Marshall wasn’t the first choice to direct her next film. But then, Tom Hanks wasn’t the first choice to star in the film, either. Together, the two made 1988’s Big — the classic that the body-swapping genre didn’t necessarily deserve. The movie grossed more than $100 million and altered both of their careers: Hanks got his first career Academy Award nomination; Marshall became a brand-name filmmaker.

Awakenings, released in 1990, saw Marshall handed a dramatic plotline about a doctor (Robin Williams) who refuses to give up on a ward of comatose patients (among them, Robert De Niro). It became only the second film by a female director to score an Academy Award nomination for Best Picture. At the Oscars, the film lost out to Dances With Wolves for Best Picture. Marshall herself was not nominated.

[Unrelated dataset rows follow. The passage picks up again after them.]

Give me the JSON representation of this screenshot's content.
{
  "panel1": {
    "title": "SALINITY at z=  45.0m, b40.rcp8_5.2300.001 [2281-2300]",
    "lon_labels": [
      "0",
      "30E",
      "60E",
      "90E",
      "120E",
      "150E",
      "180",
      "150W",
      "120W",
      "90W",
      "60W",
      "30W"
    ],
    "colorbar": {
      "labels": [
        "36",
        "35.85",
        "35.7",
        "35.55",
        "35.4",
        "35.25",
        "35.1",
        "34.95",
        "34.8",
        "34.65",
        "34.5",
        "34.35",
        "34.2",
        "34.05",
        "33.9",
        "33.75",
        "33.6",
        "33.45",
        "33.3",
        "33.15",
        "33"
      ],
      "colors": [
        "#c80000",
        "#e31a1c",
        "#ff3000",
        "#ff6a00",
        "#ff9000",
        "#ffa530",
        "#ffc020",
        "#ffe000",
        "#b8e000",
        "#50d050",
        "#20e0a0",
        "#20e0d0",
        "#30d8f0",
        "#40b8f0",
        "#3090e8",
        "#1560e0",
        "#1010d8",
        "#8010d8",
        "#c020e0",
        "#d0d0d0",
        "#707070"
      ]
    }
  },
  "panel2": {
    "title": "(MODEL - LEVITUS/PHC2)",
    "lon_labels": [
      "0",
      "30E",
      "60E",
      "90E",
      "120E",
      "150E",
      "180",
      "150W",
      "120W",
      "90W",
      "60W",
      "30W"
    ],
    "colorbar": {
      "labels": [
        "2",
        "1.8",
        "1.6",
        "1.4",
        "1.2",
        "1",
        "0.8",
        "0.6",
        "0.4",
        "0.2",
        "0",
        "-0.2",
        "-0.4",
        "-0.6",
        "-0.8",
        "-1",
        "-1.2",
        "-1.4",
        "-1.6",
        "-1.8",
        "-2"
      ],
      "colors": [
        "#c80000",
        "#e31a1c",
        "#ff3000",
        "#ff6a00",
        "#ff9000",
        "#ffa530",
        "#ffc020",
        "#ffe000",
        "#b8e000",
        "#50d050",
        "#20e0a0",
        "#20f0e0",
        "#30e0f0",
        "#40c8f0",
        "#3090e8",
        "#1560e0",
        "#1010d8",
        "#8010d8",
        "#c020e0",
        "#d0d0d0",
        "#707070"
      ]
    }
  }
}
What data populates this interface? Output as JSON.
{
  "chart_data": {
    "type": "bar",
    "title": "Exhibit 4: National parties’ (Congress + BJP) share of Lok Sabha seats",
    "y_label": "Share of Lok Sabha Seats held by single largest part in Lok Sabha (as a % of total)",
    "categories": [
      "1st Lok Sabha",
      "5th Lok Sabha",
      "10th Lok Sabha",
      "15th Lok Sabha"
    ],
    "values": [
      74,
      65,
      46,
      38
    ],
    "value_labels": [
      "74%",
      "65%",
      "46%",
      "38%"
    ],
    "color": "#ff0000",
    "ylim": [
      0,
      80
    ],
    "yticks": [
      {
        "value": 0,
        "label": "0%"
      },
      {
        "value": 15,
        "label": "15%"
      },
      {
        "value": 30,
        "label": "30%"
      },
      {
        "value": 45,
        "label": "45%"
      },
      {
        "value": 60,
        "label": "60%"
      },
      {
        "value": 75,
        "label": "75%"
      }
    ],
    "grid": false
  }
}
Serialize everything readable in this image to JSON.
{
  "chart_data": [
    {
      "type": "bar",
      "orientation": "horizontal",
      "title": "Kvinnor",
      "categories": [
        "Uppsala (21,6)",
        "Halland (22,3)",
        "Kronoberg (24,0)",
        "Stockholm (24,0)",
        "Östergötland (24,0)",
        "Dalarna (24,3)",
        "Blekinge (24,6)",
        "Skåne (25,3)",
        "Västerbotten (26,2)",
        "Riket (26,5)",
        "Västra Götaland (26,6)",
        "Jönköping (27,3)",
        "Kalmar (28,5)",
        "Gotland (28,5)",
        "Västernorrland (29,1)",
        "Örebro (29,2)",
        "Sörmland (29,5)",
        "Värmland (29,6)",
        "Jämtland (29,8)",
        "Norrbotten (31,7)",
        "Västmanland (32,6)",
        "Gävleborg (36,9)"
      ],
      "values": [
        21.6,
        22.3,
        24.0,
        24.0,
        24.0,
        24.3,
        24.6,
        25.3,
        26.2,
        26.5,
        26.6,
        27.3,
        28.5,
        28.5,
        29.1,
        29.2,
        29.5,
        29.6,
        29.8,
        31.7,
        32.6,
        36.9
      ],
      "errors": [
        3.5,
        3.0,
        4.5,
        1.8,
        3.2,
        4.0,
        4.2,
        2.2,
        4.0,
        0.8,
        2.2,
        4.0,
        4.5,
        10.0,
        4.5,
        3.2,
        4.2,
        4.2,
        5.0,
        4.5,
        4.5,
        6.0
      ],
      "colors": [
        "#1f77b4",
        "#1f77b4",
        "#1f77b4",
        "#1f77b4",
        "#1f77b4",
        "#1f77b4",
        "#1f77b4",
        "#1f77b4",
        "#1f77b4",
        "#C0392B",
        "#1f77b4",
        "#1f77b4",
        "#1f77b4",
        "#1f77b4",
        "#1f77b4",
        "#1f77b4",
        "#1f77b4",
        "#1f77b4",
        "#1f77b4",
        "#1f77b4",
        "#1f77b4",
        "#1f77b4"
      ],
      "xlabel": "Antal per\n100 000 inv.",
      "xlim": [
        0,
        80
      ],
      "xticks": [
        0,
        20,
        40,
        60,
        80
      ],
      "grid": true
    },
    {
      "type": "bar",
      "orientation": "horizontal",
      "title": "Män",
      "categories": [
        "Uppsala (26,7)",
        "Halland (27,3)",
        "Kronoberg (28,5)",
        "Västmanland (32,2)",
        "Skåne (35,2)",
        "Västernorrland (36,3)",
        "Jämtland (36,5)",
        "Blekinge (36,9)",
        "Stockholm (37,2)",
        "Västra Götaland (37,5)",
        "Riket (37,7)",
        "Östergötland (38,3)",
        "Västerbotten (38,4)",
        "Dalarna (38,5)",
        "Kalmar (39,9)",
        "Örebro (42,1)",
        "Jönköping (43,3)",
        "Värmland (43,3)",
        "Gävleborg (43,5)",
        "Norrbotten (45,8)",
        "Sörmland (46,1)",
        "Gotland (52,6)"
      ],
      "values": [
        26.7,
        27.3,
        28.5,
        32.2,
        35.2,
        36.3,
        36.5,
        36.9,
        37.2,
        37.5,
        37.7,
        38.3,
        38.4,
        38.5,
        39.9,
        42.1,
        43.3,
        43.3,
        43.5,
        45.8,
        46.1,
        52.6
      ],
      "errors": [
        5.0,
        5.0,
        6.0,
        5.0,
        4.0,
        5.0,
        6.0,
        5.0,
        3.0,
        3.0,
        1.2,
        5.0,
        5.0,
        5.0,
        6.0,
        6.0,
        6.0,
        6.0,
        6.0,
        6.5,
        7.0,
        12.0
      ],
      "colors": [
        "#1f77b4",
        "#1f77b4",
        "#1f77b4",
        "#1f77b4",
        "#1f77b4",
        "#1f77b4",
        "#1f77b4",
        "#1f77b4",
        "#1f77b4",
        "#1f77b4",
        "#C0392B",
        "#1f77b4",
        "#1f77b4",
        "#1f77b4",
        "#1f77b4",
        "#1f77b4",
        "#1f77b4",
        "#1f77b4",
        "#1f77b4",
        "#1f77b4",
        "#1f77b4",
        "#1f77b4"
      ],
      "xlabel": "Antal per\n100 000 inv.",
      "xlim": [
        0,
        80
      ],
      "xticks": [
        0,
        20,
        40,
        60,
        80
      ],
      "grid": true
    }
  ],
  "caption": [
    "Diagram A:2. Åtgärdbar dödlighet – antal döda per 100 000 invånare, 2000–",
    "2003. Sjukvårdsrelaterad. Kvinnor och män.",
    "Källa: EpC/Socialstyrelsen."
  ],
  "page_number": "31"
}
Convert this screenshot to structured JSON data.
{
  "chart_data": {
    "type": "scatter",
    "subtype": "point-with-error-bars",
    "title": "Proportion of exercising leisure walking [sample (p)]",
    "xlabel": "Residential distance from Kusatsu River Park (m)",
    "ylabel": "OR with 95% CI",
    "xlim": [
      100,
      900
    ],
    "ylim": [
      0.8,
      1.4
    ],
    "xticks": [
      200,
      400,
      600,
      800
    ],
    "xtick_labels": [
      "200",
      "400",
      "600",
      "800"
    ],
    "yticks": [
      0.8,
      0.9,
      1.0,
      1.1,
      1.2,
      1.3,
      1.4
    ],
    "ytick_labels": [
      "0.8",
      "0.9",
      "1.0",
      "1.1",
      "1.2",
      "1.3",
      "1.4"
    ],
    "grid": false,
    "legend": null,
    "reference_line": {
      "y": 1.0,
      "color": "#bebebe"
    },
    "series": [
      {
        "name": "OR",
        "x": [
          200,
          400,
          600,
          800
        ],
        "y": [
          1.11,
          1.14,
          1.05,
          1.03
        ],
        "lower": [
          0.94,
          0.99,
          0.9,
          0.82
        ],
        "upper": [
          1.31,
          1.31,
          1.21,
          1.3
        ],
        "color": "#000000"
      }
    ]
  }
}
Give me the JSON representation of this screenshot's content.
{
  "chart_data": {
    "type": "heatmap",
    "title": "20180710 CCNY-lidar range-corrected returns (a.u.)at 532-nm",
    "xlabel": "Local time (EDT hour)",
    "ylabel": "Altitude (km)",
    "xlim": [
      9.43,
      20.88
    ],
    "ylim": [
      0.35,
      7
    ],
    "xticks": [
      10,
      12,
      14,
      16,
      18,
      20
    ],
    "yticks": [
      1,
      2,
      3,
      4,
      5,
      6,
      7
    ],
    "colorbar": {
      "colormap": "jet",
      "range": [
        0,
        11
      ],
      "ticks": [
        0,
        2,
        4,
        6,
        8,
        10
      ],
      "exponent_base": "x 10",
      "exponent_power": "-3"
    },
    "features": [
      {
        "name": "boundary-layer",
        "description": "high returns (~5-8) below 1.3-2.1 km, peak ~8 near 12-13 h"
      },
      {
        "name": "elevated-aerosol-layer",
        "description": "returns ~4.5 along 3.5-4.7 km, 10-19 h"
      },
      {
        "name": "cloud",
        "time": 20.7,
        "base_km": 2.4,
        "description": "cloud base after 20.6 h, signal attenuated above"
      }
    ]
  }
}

Marshall reunited with Hanks on 1992’s A League of Their Own. The comedy about a World War II-era women’s baseball team was her last big box-office hit. She went on to work with Denzel Washington and Whitney Houston (The Preacher’s Wife), Drew Barrymore (Riding in Cars With Boys) and Mark Wahlberg, whom she gave his big-screen break with the military comedy Renaissance Man.

True to self-deprecating form, Marshall never stopped seeing her success as some sort of accident.

“Yes, I’m supposedly hot right now,” she told the Washington Post in 1988, when fresh from the success of Big, she was indeed hot.

Marshall was married and divorced twice. During the 1970s, she and second husband Rob Reiner, then a star of TV’s All in the Family, were the de facto first couple of primetime. The two split in 1979. As news of Marshall’s death broke, Reiner tweeted out his condolences.